READING ABOUT POVERTY IS SO DEPRESSING…
1600 by Jeff HessI’ve been a journalist—well-paid, paid, low-paid and unpaid—for most of my life. One of the books I’m reading right now is Ta-Nehisi Coates Between The World And Me in which, in addition to his insights on race, he talks about his own development as a writer and journalist. From Barbara Ehrenreich perspective the Coates who began writing at the end of the last century would find embarking on his present career today much more difficult.
Ehrenreich, in In America, only the rich can afford to write about poverty writes:
This is the real face of journalism today: not million dollar-a-year anchorpersons, but low-wage workers and downwardly spiraling professionals who can’t muster up expenses to even start on the articles, photo-essays and videos they want to do, much less find an outlet to cover the costs of doing them. You can’t, say, hop on a plane to cover a police shooting in your hometown if you don’t have a credit card.
I remember in 1982, when I was a junior in the Magazine Journalism program at Ohio University, we had a guest lecturer talking about job opportunities. When she dropped the bomb—that starting salaries in Ohio for journalists were around $12,000 a year—I could see my fellow students get that wuuuut? look. Even in 1982, that was a poverty wage. I think a lot of students changed majors that day.
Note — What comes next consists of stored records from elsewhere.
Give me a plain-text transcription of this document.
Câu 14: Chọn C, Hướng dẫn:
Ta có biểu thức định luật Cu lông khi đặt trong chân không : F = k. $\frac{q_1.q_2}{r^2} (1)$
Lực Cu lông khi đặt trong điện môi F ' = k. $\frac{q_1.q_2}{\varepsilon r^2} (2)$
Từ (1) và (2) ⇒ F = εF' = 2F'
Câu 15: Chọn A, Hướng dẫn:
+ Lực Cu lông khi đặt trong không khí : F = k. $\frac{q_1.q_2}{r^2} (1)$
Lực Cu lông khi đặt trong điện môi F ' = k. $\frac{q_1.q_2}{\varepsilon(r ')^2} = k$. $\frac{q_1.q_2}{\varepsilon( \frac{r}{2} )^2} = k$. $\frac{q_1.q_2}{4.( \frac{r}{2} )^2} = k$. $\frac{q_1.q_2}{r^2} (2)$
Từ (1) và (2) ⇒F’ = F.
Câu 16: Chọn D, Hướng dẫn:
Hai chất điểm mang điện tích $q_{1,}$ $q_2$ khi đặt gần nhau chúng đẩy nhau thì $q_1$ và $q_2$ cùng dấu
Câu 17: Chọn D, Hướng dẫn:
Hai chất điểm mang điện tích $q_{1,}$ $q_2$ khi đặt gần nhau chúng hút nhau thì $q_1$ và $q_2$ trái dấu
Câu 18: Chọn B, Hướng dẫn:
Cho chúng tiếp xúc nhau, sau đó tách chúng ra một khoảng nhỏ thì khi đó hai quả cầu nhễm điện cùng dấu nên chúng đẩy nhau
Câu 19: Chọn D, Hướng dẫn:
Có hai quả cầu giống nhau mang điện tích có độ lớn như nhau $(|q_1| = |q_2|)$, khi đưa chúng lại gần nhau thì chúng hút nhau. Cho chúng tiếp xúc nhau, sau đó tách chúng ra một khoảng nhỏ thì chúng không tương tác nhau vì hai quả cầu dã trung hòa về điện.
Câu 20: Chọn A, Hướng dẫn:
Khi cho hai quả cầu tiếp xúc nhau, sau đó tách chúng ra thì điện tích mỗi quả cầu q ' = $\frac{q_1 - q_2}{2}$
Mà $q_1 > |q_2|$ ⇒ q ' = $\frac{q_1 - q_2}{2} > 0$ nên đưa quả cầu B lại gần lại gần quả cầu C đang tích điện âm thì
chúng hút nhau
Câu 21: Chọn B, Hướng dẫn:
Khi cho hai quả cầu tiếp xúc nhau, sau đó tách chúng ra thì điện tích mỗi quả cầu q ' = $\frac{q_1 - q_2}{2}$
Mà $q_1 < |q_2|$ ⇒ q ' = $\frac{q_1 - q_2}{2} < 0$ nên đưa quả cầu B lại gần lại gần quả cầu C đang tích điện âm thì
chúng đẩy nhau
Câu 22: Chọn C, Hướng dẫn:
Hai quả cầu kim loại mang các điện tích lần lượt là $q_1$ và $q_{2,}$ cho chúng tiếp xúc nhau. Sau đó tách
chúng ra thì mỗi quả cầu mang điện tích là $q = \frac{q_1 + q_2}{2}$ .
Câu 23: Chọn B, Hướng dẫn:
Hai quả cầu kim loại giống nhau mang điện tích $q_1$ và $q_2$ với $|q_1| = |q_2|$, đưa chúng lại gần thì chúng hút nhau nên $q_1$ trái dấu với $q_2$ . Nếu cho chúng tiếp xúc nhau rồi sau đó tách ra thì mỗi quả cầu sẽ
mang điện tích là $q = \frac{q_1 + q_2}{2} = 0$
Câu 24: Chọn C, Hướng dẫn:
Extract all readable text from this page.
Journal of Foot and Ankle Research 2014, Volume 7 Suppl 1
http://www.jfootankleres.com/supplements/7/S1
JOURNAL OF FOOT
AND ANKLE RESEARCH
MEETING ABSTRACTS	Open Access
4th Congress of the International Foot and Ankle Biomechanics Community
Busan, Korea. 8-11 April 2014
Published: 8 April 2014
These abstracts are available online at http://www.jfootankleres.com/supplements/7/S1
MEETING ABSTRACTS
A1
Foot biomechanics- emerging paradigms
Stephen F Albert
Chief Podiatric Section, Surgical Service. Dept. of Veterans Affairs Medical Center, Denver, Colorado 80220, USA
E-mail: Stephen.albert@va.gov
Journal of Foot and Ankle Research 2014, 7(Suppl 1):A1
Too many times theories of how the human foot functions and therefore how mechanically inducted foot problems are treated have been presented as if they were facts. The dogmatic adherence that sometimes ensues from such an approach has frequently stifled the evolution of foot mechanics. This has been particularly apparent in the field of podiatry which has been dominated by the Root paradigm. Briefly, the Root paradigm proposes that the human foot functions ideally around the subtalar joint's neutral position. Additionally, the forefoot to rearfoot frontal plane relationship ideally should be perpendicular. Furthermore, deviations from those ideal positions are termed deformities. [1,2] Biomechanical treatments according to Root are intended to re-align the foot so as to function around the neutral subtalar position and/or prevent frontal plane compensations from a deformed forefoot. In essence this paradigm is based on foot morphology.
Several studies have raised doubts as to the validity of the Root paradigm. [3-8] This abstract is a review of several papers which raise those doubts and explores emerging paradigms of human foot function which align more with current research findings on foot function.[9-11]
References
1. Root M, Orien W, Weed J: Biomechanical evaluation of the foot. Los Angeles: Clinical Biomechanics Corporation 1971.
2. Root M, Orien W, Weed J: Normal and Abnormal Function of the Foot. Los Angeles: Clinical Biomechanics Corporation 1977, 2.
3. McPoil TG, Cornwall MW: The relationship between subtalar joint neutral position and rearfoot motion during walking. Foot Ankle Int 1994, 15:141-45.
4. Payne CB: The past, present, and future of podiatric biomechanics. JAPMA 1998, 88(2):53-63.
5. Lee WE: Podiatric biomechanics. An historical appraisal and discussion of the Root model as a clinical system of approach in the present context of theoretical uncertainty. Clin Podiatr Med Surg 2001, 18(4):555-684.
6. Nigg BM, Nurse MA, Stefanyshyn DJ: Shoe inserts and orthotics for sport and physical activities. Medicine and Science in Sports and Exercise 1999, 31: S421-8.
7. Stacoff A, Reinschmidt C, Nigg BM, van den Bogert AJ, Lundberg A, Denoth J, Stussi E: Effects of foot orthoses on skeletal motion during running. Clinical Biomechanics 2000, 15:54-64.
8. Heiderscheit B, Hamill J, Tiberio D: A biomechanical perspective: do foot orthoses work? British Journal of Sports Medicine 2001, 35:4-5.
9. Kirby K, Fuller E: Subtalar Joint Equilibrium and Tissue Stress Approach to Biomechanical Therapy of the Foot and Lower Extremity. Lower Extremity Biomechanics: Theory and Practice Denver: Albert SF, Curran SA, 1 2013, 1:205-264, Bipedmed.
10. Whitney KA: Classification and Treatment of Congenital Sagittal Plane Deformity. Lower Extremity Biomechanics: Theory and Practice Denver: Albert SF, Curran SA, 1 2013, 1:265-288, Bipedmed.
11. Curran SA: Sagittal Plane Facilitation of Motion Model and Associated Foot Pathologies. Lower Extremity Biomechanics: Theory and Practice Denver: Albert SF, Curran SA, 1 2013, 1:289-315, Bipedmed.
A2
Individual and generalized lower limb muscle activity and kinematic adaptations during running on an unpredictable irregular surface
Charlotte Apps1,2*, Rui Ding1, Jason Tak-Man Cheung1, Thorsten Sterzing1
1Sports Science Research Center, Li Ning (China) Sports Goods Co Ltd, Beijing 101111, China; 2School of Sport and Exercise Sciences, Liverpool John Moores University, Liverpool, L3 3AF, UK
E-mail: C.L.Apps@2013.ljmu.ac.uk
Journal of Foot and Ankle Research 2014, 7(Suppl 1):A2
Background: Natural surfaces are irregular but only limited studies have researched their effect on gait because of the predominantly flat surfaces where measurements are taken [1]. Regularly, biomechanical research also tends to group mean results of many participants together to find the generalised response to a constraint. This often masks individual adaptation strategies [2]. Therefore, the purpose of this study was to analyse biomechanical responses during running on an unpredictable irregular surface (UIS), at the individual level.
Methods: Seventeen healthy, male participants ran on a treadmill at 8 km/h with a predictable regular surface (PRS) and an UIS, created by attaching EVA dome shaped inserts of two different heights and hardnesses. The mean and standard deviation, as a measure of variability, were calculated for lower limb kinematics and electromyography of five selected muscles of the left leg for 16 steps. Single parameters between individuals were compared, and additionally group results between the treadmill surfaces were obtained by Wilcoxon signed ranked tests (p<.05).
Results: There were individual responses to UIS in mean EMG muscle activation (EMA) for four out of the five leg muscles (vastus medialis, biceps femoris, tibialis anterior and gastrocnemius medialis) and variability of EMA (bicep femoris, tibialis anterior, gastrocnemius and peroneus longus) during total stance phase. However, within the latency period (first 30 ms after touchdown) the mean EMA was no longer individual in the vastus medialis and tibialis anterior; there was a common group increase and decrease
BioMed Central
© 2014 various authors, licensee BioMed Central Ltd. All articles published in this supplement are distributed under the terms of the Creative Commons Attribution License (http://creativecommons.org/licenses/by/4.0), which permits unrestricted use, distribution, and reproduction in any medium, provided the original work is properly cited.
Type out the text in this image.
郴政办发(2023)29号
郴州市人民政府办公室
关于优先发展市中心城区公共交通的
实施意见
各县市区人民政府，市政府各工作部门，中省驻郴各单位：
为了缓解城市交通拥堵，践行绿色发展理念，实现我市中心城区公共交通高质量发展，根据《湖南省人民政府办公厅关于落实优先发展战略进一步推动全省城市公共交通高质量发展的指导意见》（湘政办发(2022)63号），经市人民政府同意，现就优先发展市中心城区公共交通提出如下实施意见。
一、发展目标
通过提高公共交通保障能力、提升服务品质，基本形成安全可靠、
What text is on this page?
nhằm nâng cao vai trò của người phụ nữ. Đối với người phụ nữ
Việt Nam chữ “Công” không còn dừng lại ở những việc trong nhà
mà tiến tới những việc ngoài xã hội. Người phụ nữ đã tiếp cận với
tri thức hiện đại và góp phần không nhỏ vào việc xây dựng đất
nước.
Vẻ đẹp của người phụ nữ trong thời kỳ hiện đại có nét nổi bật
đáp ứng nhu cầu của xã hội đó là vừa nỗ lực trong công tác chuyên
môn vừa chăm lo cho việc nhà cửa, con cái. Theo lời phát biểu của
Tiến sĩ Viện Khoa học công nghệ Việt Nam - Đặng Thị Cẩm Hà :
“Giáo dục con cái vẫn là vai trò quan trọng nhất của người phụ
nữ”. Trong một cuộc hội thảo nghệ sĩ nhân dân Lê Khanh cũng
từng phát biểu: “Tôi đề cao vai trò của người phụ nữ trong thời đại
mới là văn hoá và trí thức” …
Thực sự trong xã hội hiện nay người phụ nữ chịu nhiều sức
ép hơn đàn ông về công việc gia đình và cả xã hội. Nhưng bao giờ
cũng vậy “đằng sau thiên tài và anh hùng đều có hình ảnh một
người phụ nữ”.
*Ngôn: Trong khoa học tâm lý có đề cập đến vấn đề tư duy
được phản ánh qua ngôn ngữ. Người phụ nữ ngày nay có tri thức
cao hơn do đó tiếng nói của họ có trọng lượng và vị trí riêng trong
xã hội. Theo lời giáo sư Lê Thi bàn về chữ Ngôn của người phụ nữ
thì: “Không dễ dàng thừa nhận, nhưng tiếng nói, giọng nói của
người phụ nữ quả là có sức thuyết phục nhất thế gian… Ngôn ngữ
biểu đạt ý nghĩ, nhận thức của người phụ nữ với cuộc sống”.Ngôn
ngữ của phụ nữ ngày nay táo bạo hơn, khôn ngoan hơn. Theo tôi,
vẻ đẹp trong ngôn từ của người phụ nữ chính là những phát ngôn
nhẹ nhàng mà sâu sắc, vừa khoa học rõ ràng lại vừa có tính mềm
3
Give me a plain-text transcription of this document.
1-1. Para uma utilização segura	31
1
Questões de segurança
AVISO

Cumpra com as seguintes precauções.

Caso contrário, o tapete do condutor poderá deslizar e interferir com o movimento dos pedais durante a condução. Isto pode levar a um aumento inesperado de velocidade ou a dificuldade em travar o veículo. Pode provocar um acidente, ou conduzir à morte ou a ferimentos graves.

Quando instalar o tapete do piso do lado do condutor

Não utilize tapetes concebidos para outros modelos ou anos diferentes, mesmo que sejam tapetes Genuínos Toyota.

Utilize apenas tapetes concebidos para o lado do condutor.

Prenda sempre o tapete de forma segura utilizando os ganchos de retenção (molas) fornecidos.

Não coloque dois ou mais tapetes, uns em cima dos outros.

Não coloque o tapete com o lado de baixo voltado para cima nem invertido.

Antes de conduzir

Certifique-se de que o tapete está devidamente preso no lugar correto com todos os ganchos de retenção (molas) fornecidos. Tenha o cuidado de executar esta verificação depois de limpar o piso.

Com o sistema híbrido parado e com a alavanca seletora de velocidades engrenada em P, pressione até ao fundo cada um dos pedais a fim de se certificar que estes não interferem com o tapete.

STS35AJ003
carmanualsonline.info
I was committed and stuck out the program, landing a full-time job 10 months as an assistant editor at Aftermarket Business. During those 10 months I freelanced for more than a dozen publications to pay the rent.
I never got rich, but I paid the bills and felt comfortable. I never, however, wrote about what I thought were truly important topics. In my 20s I had wanted to follow in the footsteps of Ida Tarbell, Upton Sinclair, George Orwell, Hunter S. Thompson and Tom Wolfe. I doing a bit of that now with my blogs, but there’s no money coming in. I have a day job, tutoring, that allows me the freedom to write what I want, but this has become more of a hobby than a cause. That’s depressing.
Ehrenreich concludes:
In a highly polarized society like our own, the wealthy have a special stake in keeping honest journalism about class and inequality alive. Burying an aching social problem does not solve it. The rich and their philanthropies need to step up and support struggling journalists and the slender projects that try to keep them going. As a self-proclaimed member of the 0.01% warned other members of his class last year: “If we don’t do something to fix the glaring inequities in this economy, the pitchforks are going to come for us.”
As long as Walmart continues to sell really, really cheap plastic crap from China there will be no pitchforks or tumbrels.
I sincerely wish that Ehrenreich conclusion was valid, but, sadly, I don’t think the wealthy (other than Nick Hanauer and a very tiny few others) see any advantage in supporting journalists writing about class and inequality.